At all times, some people did not eat meat for religious reasons.  For
example, someone doing penance, members of certain religious orders,
some
people on pilgrimage, people under some type of vow of abstinance.  And 
at some times, practically no one ate meat - again for religious
reasons.
For example, during Lent, during Advent, on Fridays (and/or Wednesdays
and/or Saturdays).  We have lots of recipes for how to hold a feast
during
Lent (or on some other fast day) but all of them involve large amounts
of
fish -not- a substitution of vegetable dishes for meat dishes.  Having
served fish at a couple of SCA feasts, I'm not about to make that
mistake
again.

	The Halibut Berengaria I made at your house is the *only* thing
I
	have served regularly with any luck at an SCA feast.  And that's
	not a true fast day dish because of butter and sour cream and
various
	other things.  Salmon also went over well in Oertha, but that's
a
	really rarified clime in terms of what's available and what's
not.

	Another thing aobut Lenten feasts is that people have tried
serving
	various pickled and preserved things that would've been offered
then,
	and then had to live with complaints in their group ever
afterwards
	about 'serving everything soaked in vinegar".

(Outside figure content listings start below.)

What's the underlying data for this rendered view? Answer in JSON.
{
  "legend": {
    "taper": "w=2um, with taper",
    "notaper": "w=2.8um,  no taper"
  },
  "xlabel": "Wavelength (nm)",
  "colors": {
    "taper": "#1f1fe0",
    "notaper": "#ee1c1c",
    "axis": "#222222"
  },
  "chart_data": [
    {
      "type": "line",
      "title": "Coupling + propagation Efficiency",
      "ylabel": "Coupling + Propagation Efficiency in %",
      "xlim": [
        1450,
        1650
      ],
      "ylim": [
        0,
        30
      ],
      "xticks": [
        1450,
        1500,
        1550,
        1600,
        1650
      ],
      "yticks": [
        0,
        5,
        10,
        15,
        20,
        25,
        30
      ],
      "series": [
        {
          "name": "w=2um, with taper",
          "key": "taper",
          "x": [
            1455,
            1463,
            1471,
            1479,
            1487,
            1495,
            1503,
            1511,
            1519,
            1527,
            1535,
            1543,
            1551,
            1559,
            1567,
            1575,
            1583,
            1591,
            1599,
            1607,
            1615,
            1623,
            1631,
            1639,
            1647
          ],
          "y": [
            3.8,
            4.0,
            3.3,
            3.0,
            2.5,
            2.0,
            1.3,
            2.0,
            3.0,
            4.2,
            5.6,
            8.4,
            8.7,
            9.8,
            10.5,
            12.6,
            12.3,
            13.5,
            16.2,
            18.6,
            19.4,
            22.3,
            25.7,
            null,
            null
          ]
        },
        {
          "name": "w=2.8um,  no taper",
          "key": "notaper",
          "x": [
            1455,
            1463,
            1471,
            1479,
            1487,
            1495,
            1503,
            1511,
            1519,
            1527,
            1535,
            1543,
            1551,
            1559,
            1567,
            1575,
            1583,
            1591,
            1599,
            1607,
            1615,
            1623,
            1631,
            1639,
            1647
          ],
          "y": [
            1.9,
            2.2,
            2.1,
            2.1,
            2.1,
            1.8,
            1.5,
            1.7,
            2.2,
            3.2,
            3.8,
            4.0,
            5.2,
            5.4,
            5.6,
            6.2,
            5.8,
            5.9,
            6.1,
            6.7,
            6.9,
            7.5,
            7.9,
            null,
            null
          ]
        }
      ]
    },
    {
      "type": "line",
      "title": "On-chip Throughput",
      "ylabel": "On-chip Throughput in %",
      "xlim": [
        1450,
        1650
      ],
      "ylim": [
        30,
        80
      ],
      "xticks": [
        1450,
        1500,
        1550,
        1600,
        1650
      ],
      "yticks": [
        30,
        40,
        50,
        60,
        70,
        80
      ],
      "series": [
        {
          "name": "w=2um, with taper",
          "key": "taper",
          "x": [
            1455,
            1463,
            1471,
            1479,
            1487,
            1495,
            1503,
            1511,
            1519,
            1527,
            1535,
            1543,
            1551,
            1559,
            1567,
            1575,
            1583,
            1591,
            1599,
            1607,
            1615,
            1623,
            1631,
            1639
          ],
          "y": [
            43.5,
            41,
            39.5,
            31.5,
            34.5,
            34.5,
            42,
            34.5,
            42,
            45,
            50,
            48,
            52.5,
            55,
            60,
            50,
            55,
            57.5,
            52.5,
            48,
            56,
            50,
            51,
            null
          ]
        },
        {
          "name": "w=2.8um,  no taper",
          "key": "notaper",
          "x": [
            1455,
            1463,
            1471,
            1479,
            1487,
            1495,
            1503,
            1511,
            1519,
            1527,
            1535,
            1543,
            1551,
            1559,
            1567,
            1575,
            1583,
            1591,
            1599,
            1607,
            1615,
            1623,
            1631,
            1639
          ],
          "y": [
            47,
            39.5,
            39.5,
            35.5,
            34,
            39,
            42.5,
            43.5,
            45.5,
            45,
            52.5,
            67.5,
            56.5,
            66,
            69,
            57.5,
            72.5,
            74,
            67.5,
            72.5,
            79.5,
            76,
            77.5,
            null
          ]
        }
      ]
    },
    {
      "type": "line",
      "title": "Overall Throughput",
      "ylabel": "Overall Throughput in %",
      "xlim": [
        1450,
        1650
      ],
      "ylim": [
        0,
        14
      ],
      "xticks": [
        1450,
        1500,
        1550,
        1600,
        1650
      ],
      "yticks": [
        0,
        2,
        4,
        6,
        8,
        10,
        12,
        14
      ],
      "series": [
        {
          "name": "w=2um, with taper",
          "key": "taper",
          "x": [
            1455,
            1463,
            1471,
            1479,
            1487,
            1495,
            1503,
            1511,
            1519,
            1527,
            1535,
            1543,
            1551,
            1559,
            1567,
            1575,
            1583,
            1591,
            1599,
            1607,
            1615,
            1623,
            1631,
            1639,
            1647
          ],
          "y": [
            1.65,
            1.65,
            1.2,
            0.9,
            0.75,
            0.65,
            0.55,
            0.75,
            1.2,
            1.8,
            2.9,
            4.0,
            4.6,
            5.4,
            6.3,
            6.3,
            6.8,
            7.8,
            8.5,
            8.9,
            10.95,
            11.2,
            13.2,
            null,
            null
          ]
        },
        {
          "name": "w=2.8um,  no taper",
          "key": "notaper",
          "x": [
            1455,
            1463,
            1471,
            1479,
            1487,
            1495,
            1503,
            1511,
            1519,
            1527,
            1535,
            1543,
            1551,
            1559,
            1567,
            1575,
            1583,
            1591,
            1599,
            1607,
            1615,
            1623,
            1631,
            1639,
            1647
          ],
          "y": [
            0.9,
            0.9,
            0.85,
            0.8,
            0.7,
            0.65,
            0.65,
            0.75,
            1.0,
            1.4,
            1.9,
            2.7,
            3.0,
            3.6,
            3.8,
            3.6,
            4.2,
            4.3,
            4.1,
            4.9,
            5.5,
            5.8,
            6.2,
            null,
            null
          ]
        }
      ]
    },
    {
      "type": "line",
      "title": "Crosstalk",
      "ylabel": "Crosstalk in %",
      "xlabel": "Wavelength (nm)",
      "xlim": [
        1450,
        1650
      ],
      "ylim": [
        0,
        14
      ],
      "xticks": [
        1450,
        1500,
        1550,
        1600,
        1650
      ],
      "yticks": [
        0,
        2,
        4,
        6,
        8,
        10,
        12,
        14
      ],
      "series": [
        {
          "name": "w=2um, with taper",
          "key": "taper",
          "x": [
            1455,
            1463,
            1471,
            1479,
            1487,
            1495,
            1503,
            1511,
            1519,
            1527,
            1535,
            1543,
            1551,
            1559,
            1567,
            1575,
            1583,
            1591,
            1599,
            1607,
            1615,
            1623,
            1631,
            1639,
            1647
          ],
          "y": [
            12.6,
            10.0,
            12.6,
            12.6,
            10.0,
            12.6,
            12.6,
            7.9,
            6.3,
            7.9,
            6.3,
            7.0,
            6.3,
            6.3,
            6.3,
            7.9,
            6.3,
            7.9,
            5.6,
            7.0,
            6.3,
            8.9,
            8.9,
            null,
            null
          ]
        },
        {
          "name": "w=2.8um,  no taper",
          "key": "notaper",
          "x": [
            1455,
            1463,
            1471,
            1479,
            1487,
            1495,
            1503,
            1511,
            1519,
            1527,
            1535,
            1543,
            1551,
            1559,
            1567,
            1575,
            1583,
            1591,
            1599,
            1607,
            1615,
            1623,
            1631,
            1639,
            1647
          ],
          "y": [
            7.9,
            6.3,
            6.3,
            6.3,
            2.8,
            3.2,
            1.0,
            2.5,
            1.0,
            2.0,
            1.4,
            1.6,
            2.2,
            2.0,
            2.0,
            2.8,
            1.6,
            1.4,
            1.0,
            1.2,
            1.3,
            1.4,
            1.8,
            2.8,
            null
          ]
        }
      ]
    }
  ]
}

In period, what would a penitent or a religious do if seated at table
during a feast?  Eat of those dishes that were offered that seemed most
likely to meet his special needs.  -NOT- ask that special dishes be
prepared to meet those needs.  That is exactly the -opposite- of the
whole
idea of fasting.  To fast, you -give- -up- certain things.  You don't
ask
others not to eat them.  You don't make something else as a substitute.
you look at the things you cannot have, consider their goodness, then
pass
them by.  And yes, this means that sometimes the person who was fasting
might each nothing but bread and ale (both pretty nourishing).

But the point I'm trying to make was that not eating meat in medieval
and
Renaissance Europe was a matter of religious choice or obligation.
Unless
abstaining for a particular reason, those who had meat, ate meat.  Even
the lower classes would use meat or broth, if available, to flavor their
porridge.  If nothing was available but grain, then they ate that as
bread
or porridge.  When other foods became available, they were added in.  

This idea of not eating meat for dietary or moral purposes, or of
wanting
to each 'balanced meals' that include different food groups is simply
not
relevant to period dining.  That said, I still make a point to have a
number of non-meat dishes at any feast I serve.  However, I draw the
line
at deliberately serving vegan fare.

	Hear, hear--this was the comment that made me say "Get out of my
	mind".  The Food Pyramid didn't exist in the Middle Ages!  The
	idea of being a vegetarian as we know it did not exist, but the
	ideas of abstinence and poverty did.  It's only now that people
	bring in the idea of getting a menu to choose from with
them--once
	again, not the notion that they're eating what is essentially an
	ethnic cuisine.  A note, living in Caer Galen, Land of Many
	Vegetarians:  I do try to make sure that there are dishes that
	don't happen to include meat in them.  In general, "vegan" means
	no animal products of any kind--they'll ask you about the
background
	of spray coatings you may use on frying pans searching for
animal
	products.  "Vegetarian" has various iterations; I understand
"vegetarian"
	to mean "will include lacto-ovo products".  Some of my modified
	vegetarian friends say they just don't want to eat anything with
a
	face, so they're okay with some shellfish.  I generally can't
accommodate
	vegans--for one thing, there's no guaranteeing that directing
one of
	my friendly assistants "grease those pans" means that they'll
grab the
	right kind of coating.  I can't keep track of it, so I don't
try.

	Leave bacon out of two pies and put a smiley face in onions on
top?
	Sure, I can do that, gleefully.  :-)

	But structure an entire feast to make sure there's a vegetsrian
entree
	track running all the way through it?  Unh-uh.